Some of Green Tea’s more sensitive customers are leveraging HPE GreenLake to secure their data in a way in which “the cloud comes to them,” Little said.
“They don’t need to be in the public cloud. They need a private cloud that only their company is using, but they get to use it as a service and can be charged by the model, which is a really big advantage for them,” he said.
Are you getting pressure from longtime vendors to move customers to XaaS?
MSPs are “absolutely” feeling the pressure from tech vendors that have invested heavily in their own XaaS platforms, Corent’s Fatehi said.
“To technical geeks like me, technology is about psychology. A lot of times people just need to get their head around it and understand it,” he said.
Fatehi recalled when he was at HP and many employees were resisting PowerPoint. “It’s just getting over something new and giving up comfort of what they already know,” he said.
The customization that partners can offer on top of XaaS is a selling point for partners like Green Tea, whose customers may not even know what the underlying solution is, Little added.
“With GreenLake, they provide the hardware and the people and the process monitoring. But then I bring in a third-party [colocation] provider and security services and wrap that all around and the customer doesn’t see any of that. I think for as a service, you need to be able to understand what pieces you can pull together to solve a customer’s problem,” he said.
How do you qualify an XaaS opportunity?
Qualifying an XaaS opportunity starts with educating customers on the financial model since it’s different than what most customers are used to, Green Tea’s Little said.
“Really looking at the pain points that you’re trying to solve around financial modeling,” he said. “A lot of our customers don’t have the skill set to manage their environment.

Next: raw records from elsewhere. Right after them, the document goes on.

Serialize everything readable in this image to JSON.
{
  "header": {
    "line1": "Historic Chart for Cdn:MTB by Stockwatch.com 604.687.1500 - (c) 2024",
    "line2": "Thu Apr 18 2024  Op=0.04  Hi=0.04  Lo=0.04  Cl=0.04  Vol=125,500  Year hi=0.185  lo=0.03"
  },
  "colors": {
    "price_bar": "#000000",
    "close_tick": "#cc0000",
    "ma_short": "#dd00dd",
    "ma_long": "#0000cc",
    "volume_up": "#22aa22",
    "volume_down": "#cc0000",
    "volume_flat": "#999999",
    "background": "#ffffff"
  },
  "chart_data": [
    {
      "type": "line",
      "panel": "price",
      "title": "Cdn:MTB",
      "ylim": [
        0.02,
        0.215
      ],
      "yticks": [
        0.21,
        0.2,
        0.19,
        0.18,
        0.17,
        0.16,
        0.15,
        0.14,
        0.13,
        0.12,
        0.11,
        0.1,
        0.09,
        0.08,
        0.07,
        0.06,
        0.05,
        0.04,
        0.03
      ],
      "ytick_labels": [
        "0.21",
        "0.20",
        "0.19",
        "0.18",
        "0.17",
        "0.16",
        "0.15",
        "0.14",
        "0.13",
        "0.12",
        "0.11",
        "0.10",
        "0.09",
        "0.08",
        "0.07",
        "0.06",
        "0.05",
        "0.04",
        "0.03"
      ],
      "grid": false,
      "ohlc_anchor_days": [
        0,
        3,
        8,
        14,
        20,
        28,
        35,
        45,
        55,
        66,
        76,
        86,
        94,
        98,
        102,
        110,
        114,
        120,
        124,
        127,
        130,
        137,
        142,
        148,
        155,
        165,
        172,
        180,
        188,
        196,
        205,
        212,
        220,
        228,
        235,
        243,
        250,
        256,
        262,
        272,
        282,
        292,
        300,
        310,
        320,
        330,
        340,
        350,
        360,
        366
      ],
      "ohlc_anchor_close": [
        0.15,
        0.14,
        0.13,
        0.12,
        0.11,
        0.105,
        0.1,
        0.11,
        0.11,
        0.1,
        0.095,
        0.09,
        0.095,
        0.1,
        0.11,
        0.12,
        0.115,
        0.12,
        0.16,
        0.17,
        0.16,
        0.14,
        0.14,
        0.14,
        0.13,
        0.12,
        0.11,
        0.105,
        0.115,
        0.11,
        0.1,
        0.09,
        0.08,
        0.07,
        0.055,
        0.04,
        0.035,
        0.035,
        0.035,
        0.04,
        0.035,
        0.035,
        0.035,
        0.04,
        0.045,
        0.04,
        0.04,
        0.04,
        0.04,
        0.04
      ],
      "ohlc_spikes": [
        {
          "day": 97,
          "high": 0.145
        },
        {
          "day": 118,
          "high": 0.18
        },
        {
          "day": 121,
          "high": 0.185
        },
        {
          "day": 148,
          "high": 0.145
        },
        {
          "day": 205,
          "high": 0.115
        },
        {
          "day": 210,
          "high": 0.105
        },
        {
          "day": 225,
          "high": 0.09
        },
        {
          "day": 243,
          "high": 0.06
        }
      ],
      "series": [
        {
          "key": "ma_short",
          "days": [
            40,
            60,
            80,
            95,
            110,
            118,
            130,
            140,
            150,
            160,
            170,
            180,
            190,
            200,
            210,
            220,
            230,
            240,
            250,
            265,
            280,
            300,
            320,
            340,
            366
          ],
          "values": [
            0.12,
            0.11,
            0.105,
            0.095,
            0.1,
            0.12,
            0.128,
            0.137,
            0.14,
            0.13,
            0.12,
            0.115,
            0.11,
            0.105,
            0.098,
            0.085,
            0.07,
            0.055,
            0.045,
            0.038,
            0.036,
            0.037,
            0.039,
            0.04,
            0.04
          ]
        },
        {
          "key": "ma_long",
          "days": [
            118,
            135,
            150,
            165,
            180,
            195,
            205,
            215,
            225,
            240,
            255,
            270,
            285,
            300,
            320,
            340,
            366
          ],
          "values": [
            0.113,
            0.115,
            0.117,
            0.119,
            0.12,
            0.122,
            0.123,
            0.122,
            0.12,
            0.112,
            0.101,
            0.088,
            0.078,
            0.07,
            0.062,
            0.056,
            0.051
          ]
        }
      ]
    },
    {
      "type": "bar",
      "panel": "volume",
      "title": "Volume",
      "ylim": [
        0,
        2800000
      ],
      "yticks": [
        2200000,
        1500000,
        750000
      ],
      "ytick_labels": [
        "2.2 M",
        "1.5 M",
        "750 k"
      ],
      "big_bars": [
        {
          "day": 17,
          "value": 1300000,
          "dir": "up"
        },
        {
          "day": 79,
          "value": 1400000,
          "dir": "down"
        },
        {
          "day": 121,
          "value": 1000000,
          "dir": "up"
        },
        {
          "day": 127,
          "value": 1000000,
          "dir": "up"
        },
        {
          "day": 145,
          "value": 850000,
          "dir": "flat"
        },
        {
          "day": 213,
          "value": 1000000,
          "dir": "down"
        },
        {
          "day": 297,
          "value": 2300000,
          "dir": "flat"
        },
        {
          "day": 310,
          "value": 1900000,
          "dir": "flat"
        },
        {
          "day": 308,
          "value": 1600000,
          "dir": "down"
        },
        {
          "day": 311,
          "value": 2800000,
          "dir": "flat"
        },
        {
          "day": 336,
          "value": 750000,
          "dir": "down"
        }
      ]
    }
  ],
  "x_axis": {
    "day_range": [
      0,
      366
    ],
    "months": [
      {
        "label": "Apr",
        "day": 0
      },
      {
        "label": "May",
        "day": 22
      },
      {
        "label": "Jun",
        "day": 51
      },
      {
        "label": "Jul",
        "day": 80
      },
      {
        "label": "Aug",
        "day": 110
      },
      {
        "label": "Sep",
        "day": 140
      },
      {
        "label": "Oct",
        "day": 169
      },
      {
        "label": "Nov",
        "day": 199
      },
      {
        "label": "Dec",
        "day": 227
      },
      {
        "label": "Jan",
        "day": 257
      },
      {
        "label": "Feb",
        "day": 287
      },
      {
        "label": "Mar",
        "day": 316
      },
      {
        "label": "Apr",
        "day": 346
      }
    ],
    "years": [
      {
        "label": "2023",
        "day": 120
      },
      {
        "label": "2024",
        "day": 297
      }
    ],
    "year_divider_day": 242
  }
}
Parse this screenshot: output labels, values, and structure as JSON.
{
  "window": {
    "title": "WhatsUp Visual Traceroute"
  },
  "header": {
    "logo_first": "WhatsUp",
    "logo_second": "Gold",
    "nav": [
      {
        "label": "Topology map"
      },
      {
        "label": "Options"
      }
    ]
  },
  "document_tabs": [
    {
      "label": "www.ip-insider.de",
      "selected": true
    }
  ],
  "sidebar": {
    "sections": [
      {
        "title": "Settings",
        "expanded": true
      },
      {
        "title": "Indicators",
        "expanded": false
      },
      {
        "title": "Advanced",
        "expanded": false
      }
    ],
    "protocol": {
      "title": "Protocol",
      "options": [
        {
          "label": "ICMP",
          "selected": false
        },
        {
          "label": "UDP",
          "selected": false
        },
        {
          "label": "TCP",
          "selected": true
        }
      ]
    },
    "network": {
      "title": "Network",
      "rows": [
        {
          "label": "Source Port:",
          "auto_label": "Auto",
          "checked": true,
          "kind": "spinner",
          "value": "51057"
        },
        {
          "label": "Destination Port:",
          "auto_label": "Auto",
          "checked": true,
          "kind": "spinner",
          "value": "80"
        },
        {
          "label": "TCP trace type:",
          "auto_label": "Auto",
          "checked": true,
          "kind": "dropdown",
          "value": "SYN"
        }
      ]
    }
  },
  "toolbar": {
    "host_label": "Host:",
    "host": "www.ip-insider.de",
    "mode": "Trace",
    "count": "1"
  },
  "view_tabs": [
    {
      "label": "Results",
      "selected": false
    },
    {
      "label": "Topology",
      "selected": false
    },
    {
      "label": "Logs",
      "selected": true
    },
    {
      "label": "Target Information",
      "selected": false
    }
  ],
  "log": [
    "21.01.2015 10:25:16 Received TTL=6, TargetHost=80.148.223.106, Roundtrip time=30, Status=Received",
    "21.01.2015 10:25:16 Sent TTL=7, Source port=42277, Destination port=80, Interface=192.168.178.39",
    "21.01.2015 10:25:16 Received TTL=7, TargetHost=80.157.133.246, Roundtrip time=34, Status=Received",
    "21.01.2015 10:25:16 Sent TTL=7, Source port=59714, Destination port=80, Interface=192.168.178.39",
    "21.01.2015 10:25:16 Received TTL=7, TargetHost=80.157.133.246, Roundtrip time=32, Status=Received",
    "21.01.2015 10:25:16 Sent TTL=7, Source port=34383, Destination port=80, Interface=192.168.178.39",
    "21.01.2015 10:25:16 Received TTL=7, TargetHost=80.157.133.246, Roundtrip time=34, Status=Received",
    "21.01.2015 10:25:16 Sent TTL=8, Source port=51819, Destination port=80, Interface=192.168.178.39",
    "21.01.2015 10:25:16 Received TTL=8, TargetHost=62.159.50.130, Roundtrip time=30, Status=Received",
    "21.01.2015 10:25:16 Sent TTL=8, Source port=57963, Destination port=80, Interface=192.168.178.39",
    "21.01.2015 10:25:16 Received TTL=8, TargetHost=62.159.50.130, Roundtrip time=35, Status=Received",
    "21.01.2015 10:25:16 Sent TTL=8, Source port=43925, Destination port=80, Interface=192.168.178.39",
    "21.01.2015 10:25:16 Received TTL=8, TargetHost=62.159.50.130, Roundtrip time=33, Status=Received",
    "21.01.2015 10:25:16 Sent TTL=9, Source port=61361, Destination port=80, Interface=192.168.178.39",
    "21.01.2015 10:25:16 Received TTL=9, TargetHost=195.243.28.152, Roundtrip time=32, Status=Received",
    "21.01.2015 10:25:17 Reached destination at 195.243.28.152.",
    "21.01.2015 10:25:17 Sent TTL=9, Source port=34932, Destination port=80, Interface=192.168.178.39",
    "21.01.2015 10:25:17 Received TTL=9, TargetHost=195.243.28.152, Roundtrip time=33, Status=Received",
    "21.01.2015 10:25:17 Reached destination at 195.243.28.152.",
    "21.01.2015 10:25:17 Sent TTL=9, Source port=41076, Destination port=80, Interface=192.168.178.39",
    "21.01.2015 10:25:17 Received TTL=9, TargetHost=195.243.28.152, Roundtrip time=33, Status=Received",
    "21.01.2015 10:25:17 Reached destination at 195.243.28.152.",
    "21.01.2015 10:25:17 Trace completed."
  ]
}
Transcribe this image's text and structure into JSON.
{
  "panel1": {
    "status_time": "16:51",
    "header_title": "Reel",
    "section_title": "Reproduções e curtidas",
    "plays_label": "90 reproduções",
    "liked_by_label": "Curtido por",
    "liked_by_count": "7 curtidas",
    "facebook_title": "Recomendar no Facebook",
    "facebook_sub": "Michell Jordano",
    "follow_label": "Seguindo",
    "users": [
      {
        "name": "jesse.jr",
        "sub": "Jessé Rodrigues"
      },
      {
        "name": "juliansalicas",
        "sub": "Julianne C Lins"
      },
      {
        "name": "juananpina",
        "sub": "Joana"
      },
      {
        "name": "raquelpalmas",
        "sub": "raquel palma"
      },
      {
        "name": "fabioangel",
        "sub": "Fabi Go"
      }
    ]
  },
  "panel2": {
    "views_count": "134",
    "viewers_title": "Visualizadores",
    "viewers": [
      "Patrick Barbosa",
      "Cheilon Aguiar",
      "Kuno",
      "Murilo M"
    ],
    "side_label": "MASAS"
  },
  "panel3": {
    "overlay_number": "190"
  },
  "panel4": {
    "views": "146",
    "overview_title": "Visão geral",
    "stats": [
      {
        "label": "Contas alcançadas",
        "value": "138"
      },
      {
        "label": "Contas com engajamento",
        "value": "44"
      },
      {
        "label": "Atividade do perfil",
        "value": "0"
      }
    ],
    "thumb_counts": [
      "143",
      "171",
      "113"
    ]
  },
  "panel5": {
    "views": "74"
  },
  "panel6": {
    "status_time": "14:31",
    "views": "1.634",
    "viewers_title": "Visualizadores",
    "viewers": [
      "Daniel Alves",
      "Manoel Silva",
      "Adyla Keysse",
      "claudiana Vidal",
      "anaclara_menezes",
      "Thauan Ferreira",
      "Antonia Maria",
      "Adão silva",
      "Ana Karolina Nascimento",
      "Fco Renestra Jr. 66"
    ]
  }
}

So, if a customer doesn’t have the people or the process and they really want to grow fast, this is where they fit the bill.”
TrueIT, on the other hand, is still waiting for public cloud-based XaaS offerings to come down to meet the needs of small businesses and the lower midmarket, Paulson said.
How does security play a role in XaaS?
Security is a must—not an option for XaaS bundles, Corent’s Fatehi said. “It’s mandatory,” the company’s leader added.
Businesses rely on their cloud providers to provide the cloud in a secure manner. And cloud is “nothing but infrastructure as a service delivered in a secure manner,” Fathi said.
“And what if we add software as a service on top of cloud, which is infrastructure as a service in a secure manner? Absolutely, there’s no other option,” he said.
What challenges are you running into—or overcoming—with XaaS?
Early on, the marketplace from which to procure XaaS was difficult. Now, cloud distributors are starting to understand the XaaS model, TrueIT’s Paulson said.
“But I still think there’s a lot to be done in the hardware market. A lot of hardware stuff purchased one time is in the smaller part of the market,” he said.
Creating familiarity in the industry is one challenge that companies like Corent are facing, Fatehi said, adding that focus groups could help.
“Invest in perfecting the pitch, perfecting the deployment model and the messaging. Learn the pitfalls and use that as a launch to take to the market [including] testimonials and case studies that would help launch a new as a service model from other people in the industry that other customers will believe,” he said.
Green Tea is thinking in terms of three- to four-year contracts, so identifying and working with strategic partners is critical, Little said.
“Are these [vendors] going to be around? They’re playing a key role in delivering a piece of the puzzle,” he said. “For us, it’s really picking the right strategic partners that are going to help us grow the business. We’re all in it together; we help each other be successful. My focus right now is just building that team.”
“We’re the tip of the spear to the customer and we understand the problems that you’re solving, so it’s my job to go find the right people, process and the technology to solve that in a consumption model,” he said.